There’s also a new crafting mission box, with Tom Nook asking you to craft specific items for Kapp’n to sell, with more hotel store tickets as a reward. For an established player, it’s pretty easy to dip into this, with the first four items of each day awarding double tickets. What makes it even easier is the excellent quality of life improvement, so that you can craft using materials from your home storage, instead of needing to fill your inventory with the specific materials, that your home storage can go up to 9,000 items now, and that you can craft in multiples. It drains so much of the tedium out of crafting that it will feel awful to go back to anything less.

Animal Crossing New Horizons ver. 3.0 bulk crafting

Once you’ve exhausted the possibilities there, the challenge for a returning player is what to do next? There’s the temptation, between the new consoles and these new updates, to start a completely new island and reshape it from scratch, but that’s honestly not for me. There’s also the option to dramatically overhaul your existing island, and Resetti can help with cleaning up chunks of land for you, but I find that comes with a hefty mental burden as well. So I’m thankful for the new Slumber Island, to give a lower stress path to creating a new island without removing what you previously built up.

You have the full creative tools available to you in the Slumber Island, and you’re presented with a fresh island to act as your canvas. It’s great being able to really share this with other players, giving other players full creative input alongside you. I can absolutely see this mode as Nintendo experimenting with the future of Animal Crossing multiplayer and collaboration.




This brings us to the Switch 2 of it all, with a fairly demure upgrade tied to a relatively minimal fee. The game resolution has been improved, which helps a bit with clarity since you’re not forcing 720p on a 1080p screen, but it’s a fairly minor-feeling improvement, especially as the game remains at 30fps.

Heading online, Switch 2 players can enable CameraPlay alongside GameChat and have their face beamed across the internet in a little bubble by their character. That works both in a Switch 1 compatible session (though is only displayed for Switch 2), and in the expanded 12-player sessions that are for Switch 2 Edition players only. A nice feature for those still with a dozen friends and family who are keen for a big meet up, but not one that I was able to test to this extent. You do still have the same fussiness with the game halting every time someone flies in and out.
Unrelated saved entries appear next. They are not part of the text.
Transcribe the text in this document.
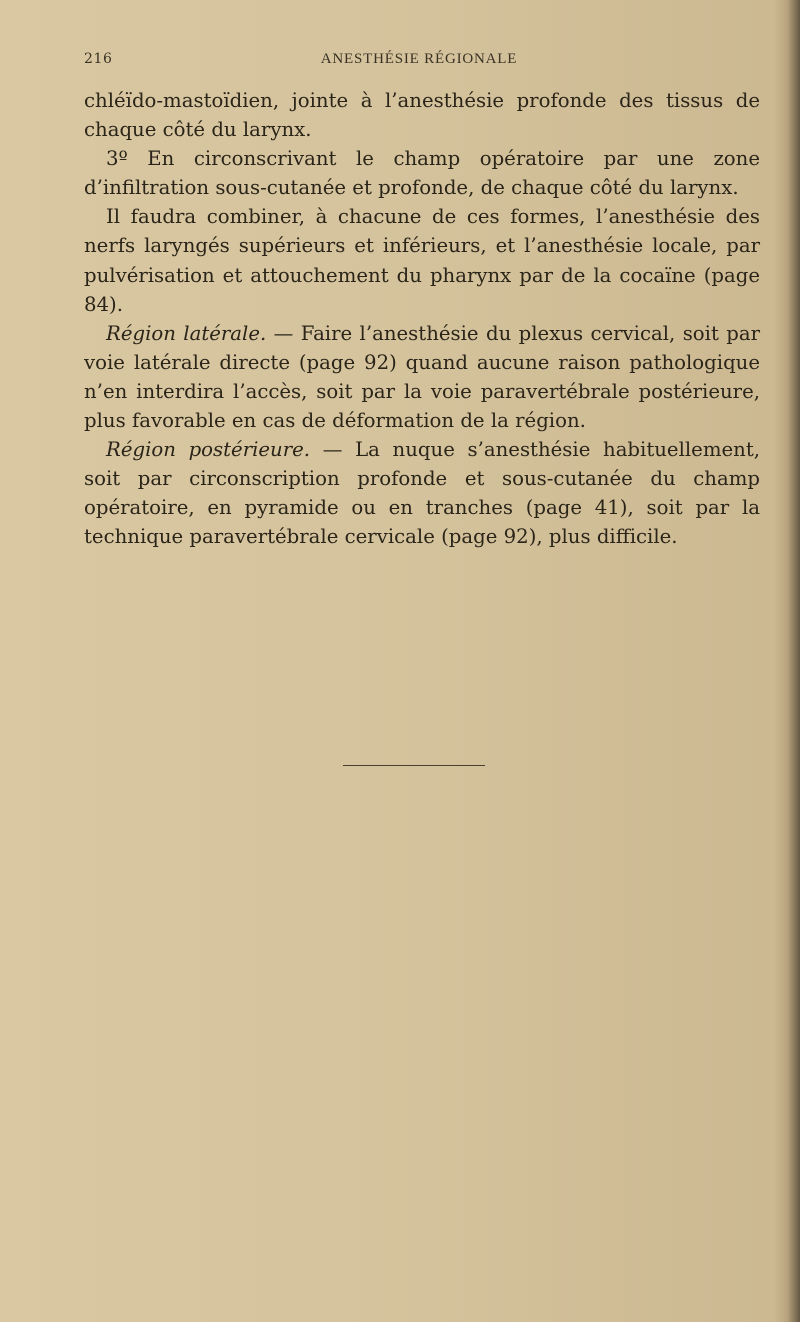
216	ANESTHÉSIE RÉGIONALE

chléïdo-mastoïdien, jointe à l’anesthésie profonde des tissus de chaque côté du larynx.

3º En circonscrivant le champ opératoire par une zone d’infiltration sous-cutanée et profonde, de chaque côté du larynx.

Il faudra combiner, à chacune de ces formes, l’anesthésie des nerfs laryngés supérieurs et inférieurs, et l’anesthésie locale, par pulvérisation et attouchement du pharynx par de la cocaïne (page 84).

Région latérale. — Faire l’anesthésie du plexus cervical, soit par voie latérale directe (page 92) quand aucune raison pathologique n’en interdira l’accès, soit par la voie paravertébrale postérieure, plus favorable en cas de déformation de la région.

Région postérieure. — La nuque s’anesthésie habituellement, soit par circonscription profonde et sous-cutanée du champ opératoire, en pyramide ou en tranches (page 41), soit par la technique paravertébrale cervicale (page 92), plus difficile.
I think Nintendo struck a great balance while updating Animal Crossing: New Horizons for Nintendo Switch 2. It’s not really enough to transform the game back into a daily obsession for me, but I can appreciate what it offers to players that never left their island behind or who are coming to the game for the first time on Nintendo Switch 2. It’s still the ideal island escape from the real world and remains free of smoke monsters.